1. n. Intense excitement or fervour of the spirit, stirred by something admired or captivating.
2. n. Fervent devotion that drives one to support a cause or undertaking.
3. n. The rapture or frenzy of the sibyls when delivering their oracles.
4. n. Divine inspiration granted to ancient poets and prophets.
1.– Questions at the heart of this play:
To what extent is it possible to change who we are, or are we defined by the choices we’ve made in the past? As we grow older, do our options narrow, or are we better equipped to steer our lives? How much control do we really have over that direction? How much is down to chance? The possible lives we might have lived… are they lost forever, or do they linger within us like ghosts? Ultimately: are we the authors of our lives, or merely characters in them?
2.– In one of the versions of Vania I staged last year, one of the characters, the doctor Astrov, said: “In middle age there is mystery, there is mystification (…) I feel that there has been some (…) wrong turning, but I do not know when it took place and I have no hope of finding it”. These aren’t my words, nor Chekhov’s. They are, in fact, taken from the journals of the American writer John Cheever. A reflection on the crisis, or crises, of middle age that lies at the heart of El entusiasmo.
The characters in this play begin where those in Vania end. In contrast to the apathy and inaction that define the characters in Vania, those in this piece hurl themselves in all sorts of directions: some change careers, others get divorced, one abandons everything to finally write the novel they’ve been meaning to write for twenty years, and another undergoes a sudden religious awakening and joins a sect. The stories and supposed solutions are varied, but the driving force is the same: a desperate attempt to cling to whatever keeps us alive or, in other words, to recover enthusiasm.
3.– In four distinct parts, structured like interlinked novellas, we follow the possible lives of some of these characters. Their lives shift from one part to the next, allowing us to explore the consequences of chance and the choices made. Alternate events lead to alternate lives; the plots and circumstances may change, but the desires and impulses remain.
El entusiasmo proposes a structure of successive beginnings. Each part reads as a new beginning, one that reframes everything we’ve seen up to that point. Some of these parts turn out to be fictions crafted in earlier chapters. The game of fiction is ever-present: the characters narrate or write one another, alternating in their respective reincarnations as narrator/author and character.
4.– The play connects the theme of enthusiasm in the lives of the characters with enthusiasm for narrative and storytelling.
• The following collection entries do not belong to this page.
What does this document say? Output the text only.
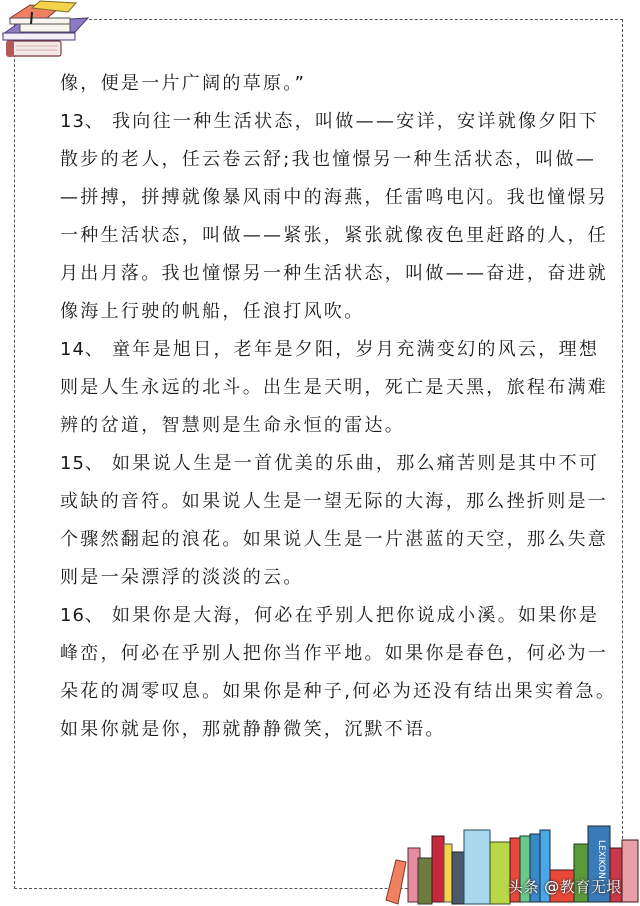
像，便是一片广阔的草原。”
13、 我向往一种生活状态，叫做——安详，安详就像夕阳下
散步的老人，任云卷云舒;我也憧憬另一种生活状态，叫做—
—拼搏，拼搏就像暴风雨中的海燕，任雷鸣电闪。我也憧憬另
一种生活状态，叫做——紧张，紧张就像夜色里赶路的人，任
月出月落。我也憧憬另一种生活状态，叫做——奋进，奋进就
像海上行驶的帆船，任浪打风吹。
14、 童年是旭日，老年是夕阳，岁月充满变幻的风云，理想
则是人生永远的北斗。出生是天明，死亡是天黑，旅程布满难
辨的岔道，智慧则是生命永恒的雷达。
15、 如果说人生是一首优美的乐曲，那么痛苦则是其中不可
或缺的音符。如果说人生是一望无际的大海，那么挫折则是一
个骤然翻起的浪花。如果说人生是一片湛蓝的天空，那么失意
则是一朵漂浮的淡淡的云。
16、 如果你是大海，何必在乎别人把你说成小溪。如果你是
峰峦，何必在乎别人把你当作平地。如果你是春色，何必为一
朵花的凋零叹息。如果你是种子,何必为还没有结出果实着急。
如果你就是你，那就静静微笑，沉默不语。
LEXIKON
头条 @教育无垠
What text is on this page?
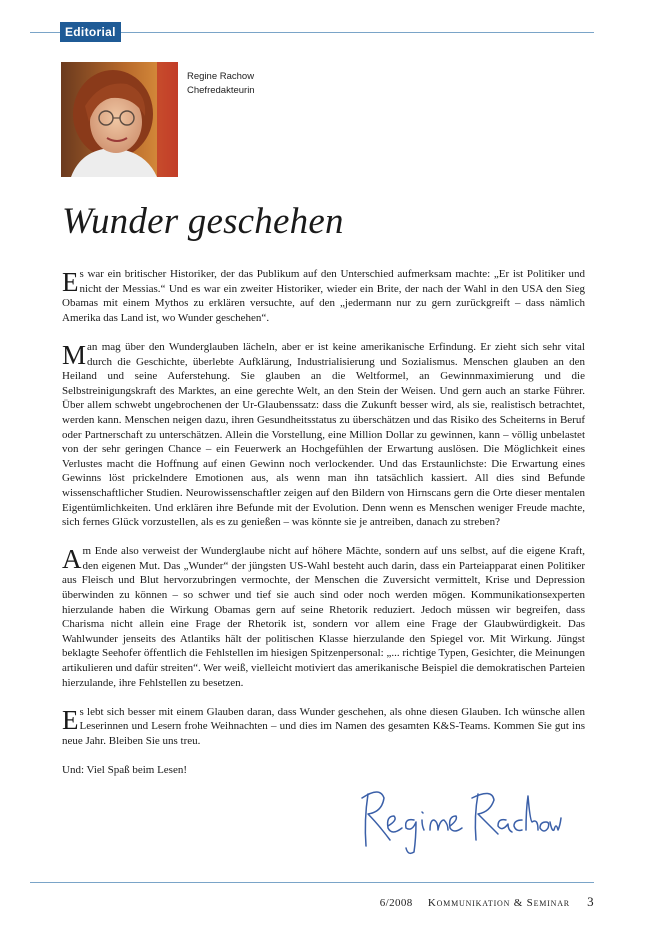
Editorial
Regine Rachow
Chefredakteurin
Wunder geschehen

Es war ein britischer Historiker, der das Publikum auf den Unterschied aufmerksam machte: „Er ist Politiker und nicht der Messias.“ Und es war ein zweiter Historiker, wieder ein Brite, der nach der Wahl in den USA den Sieg Obamas mit einem Mythos zu erklären versuchte, auf den „jedermann nur zu gern zurückgreift – dass nämlich Amerika das Land ist, wo Wunder geschehen“.

Man mag über den Wunderglauben lächeln, aber er ist keine amerikanische Erfindung. Er zieht sich sehr vital durch die Geschichte, überlebte Aufklärung, Industrialisierung und Sozialismus. Menschen glauben an den Heiland und seine Auferstehung. Sie glauben an die Weltformel, an Gewinnmaximierung und die Selbstreinigungskraft des Marktes, an eine gerechte Welt, an den Stein der Weisen. Und gern auch an starke Führer. Über allem schwebt ungebrochenen der Ur-Glaubenssatz: dass die Zukunft besser wird, als sie, realistisch betrachtet, werden kann. Menschen neigen dazu, ihren Gesundheitsstatus zu überschätzen und das Risiko des Scheiterns in Beruf oder Partnerschaft zu unterschätzen. Allein die Vorstellung, eine Million Dollar zu gewinnen, kann – völlig unbelastet von der sehr geringen Chance – ein Feuerwerk an Hochgefühlen der Erwartung auslösen. Die Möglichkeit eines Verlustes macht die Hoffnung auf einen Gewinn noch verlockender. Und das Erstaunlichste: Die Erwartung eines Gewinns löst prickelndere Emotionen aus, als wenn man ihn tatsächlich kassiert. All dies sind Befunde wissenschaftlicher Studien. Neurowissenschaftler zeigen auf den Bildern von Hirnscans gern die Orte dieser mentalen Eigentümlichkeiten. Und erklären ihre Befunde mit der Evolution. Denn wenn es Menschen weniger Freude machte, sich fernes Glück vorzustellen, als es zu genießen – was könnte sie je antreiben, danach zu streben?

Am Ende also verweist der Wunderglaube nicht auf höhere Mächte, sondern auf uns selbst, auf die eigene Kraft, den eigenen Mut. Das „Wunder“ der jüngsten US-Wahl besteht auch darin, dass ein Parteiapparat einen Politiker aus Fleisch und Blut hervorzubringen vermochte, der Menschen die Zuversicht vermittelt, Krise und Depression überwinden zu können – so schwer und tief sie auch sind oder noch werden mögen. Kommunikationsexperten hierzulande haben die Wirkung Obamas gern auf seine Rhetorik reduziert. Jedoch müssen wir begreifen, dass Charisma nicht allein eine Frage der Rhetorik ist, sondern vor allem eine Frage der Glaubwürdigkeit. Das Wahlwunder jenseits des Atlantiks hält der politischen Klasse hierzulande den Spiegel vor. Mit Wirkung. Jüngst beklagte Seehofer öffentlich die Fehlstellen im hiesigen Spitzenpersonal: „... richtige Typen, Gesichter, die Meinungen artikulieren und dafür streiten“. Wer weiß, vielleicht motiviert das amerikanische Beispiel die demokratischen Parteien hierzulande, ihre Fehlstellen zu besetzen.

Es lebt sich besser mit einem Glauben daran, dass Wunder geschehen, als ohne diesen Glauben. Ich wünsche allen Leserinnen und Lesern frohe Weihnachten – und dies im Namen des gesamten K&S-Teams. Kommen Sie gut ins neue Jahr. Bleiben Sie uns treu.

Und: Viel Spaß beim Lesen!

6/2008 Kommunikation & Seminar 3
Some of these stories focus on the mundane—the world of couples, parenthood and its complexities—while others take on a broader narrative weight, transporting us far in space and time. One section takes the form of a documentary, another plunges unashamedly into fiction… together composing a kaleidoscope of stories and characters.
Ultimately, El entusiasmo seeks to explore—with humour and irony—themes of relationships, parenthood and the midlife crisis, while constructing a theatrical artefact with the playfulness and ambition of a postmodern novel.